E por que estamos falando só dos homens? O feminismo é uma guerra entre sexos? É claro que não. O feminismo denuncia que o machismo, assim como o racismo, a opressão de classe, e outras opressões, estão em todos os cantos das nossas vidas. No trabalho. Em casa. Na rua. Nas políticas públicas.
Mas o que queremos chamar a atenção é que os homens têm um lugar nessa história sobre um outro mundo que queremos fundar. Que lugar o feminismo entende que é esse, contudo, não é fácil de dizer.
Isso porque não há um clube – o Feminismo S/A – em que mulheres se reúnem na calada da noite para decidir o que é e o que não é feminismo. E quem fala ou não fala em nome do feminismo. E que, ao fim, se abracem e, entre lágrimas, digam que estão de acordo umas com as outras. Dentro dessa poderosa palavra, que promete desestabilizar toda a nossa forma de ver o mundo, há uma serie de questões colocadas, que desestabilizam também o próprio feminismo. É por isso que temos que ver os feminismos no plural. Como o feminismo pode se enegrecer? Como alargar as suas portas para as mulheres trans sentirem-se em à vontade? Essas são só algumas provocações que moram dentro da casa dos feminismos.
E aí vem a questão do nosso amigo. É ou não machista que um homem “ceda” seu espaço em uma coluna para que outras mulheres ocupem? Ou essa pode ser uma iniciativa que promova o debate sobre a igualdade?
Não é possível dar uma resposta que reverbere como um consenso. Até porque o tema é mais delicado do que pode parecer. E também não é uma particularidade do feminismo. O movimento negro também questiona o papel de brancos e brancas no enfrentamento ao racismo. Os(as) trabalhadores(as) do mundo todo uni-vos sempre ficaram um pouco sem saber o que fazer quando um(a) filho(a) da elite pegava a bandeira vermelha e gritava pelo fim da burguesia.
O feminismo não veio ao mundo para pedir licença, a bênção ou a ajuda dos homens para se colocar como um questionamento e uma luta permanentes. E as mulheres que ocupam esse espaço não estão agradecendo o empréstimo do quarto e sala por uma noite e reconhecendo nesses homens as novas lideranças da causa.

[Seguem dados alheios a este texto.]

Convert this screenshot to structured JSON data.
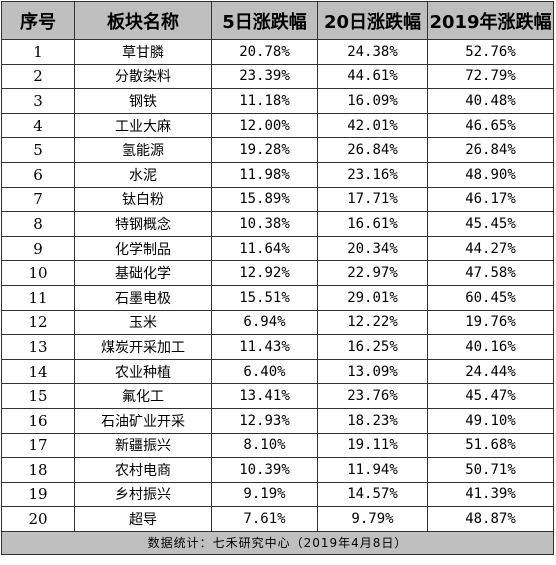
{
  "table": {
    "headers": [
      "序号",
      "板块名称",
      "5日涨跌幅",
      "20日涨跌幅",
      "2019年涨跌幅"
    ],
    "rows": [
      {
        "seq": "1",
        "name": "草甘膦",
        "d5": "20.78%",
        "d20": "24.38%",
        "y2019": "52.76%"
      },
      {
        "seq": "2",
        "name": "分散染料",
        "d5": "23.39%",
        "d20": "44.61%",
        "y2019": "72.79%"
      },
      {
        "seq": "3",
        "name": "钢铁",
        "d5": "11.18%",
        "d20": "16.09%",
        "y2019": "40.48%"
      },
      {
        "seq": "4",
        "name": "工业大麻",
        "d5": "12.00%",
        "d20": "42.01%",
        "y2019": "46.65%"
      },
      {
        "seq": "5",
        "name": "氢能源",
        "d5": "19.28%",
        "d20": "26.84%",
        "y2019": "26.84%"
      },
      {
        "seq": "6",
        "name": "水泥",
        "d5": "11.98%",
        "d20": "23.16%",
        "y2019": "48.90%"
      },
      {
        "seq": "7",
        "name": "钛白粉",
        "d5": "15.89%",
        "d20": "17.71%",
        "y2019": "46.17%"
      },
      {
        "seq": "8",
        "name": "特钢概念",
        "d5": "10.38%",
        "d20": "16.61%",
        "y2019": "45.45%"
      },
      {
        "seq": "9",
        "name": "化学制品",
        "d5": "11.64%",
        "d20": "20.34%",
        "y2019": "44.27%"
      },
      {
        "seq": "10",
        "name": "基础化学",
        "d5": "12.92%",
        "d20": "22.97%",
        "y2019": "47.58%"
      },
      {
        "seq": "11",
        "name": "石墨电极",
        "d5": "15.51%",
        "d20": "29.01%",
        "y2019": "60.45%"
      },
      {
        "seq": "12",
        "name": "玉米",
        "d5": "6.94%",
        "d20": "12.22%",
        "y2019": "19.76%"
      },
      {
        "seq": "13",
        "name": "煤炭开采加工",
        "d5": "11.43%",
        "d20": "16.25%",
        "y2019": "40.16%"
      },
      {
        "seq": "14",
        "name": "农业种植",
        "d5": "6.40%",
        "d20": "13.09%",
        "y2019": "24.44%"
      },
      {
        "seq": "15",
        "name": "氟化工",
        "d5": "13.41%",
        "d20": "23.76%",
        "y2019": "45.47%"
      },
      {
        "seq": "16",
        "name": "石油矿业开采",
        "d5": "12.93%",
        "d20": "18.23%",
        "y2019": "49.10%"
      },
      {
        "seq": "17",
        "name": "新疆振兴",
        "d5": "8.10%",
        "d20": "19.11%",
        "y2019": "51.68%"
      },
      {
        "seq": "18",
        "name": "农村电商",
        "d5": "10.39%",
        "d20": "11.94%",
        "y2019": "50.71%"
      },
      {
        "seq": "19",
        "name": "乡村振兴",
        "d5": "9.19%",
        "d20": "14.57%",
        "y2019": "41.39%"
      },
      {
        "seq": "20",
        "name": "超导",
        "d5": "7.61%",
        "d20": "9.79%",
        "y2019": "48.87%"
      }
    ],
    "footer": "数据统计：七禾研究中心（2019年4月8日）"
  },
  "colors": {
    "header_bg": "#bfbfbf",
    "footer_bg": "#bfbfbf",
    "border": "#333333"
  }
}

É fundamental que os homens assumam a sua responsabilidade na luta por um mundo sem machismo, sem racismo e sem homo-lesbo-transfobia (o nome é grande mesmo, mas é na medida do desafio que precisa ser superado). E “abrir” suas colunas é, antes de tudo, uma provocação. O que esperamos é que eles se questionem, tanto quanto seus leitores e suas leitoras, sobre porque, afinal, nós não temos espaço (ou temos tão pouco espaço), para dizer o que pensamos sobre política, futebol, o cotidiano nas grandes cidades? Especialmente considerando que nós mulheres somos a maioria da população brasileira e, de quebra, enquanto feministas, estamos propondo algo tão ousado? Uma proposta que não se limita a reivindicar direitos para as mulheres, mas que se propõe a refundar o mundo.
O que nós esperamos é que esses homens que, um dia, disseram “sim, sou machista, mas quero deixar de ser, como faço?”, entendam que não será pela voz deles que nossos gritos ecoarão, mas que nós precisamos que eles participem ativamente dessa nossa provocação.
Essa longa história não tem um moral, tão pouco um fim. Mas já é mais do que hora de ter um barulhento começo.
Daí a provocação permanente aos nossos companheiros homens, pra além de uma semana: afinal, o que querem as feministas e o que os homens podem fazer sobre isso?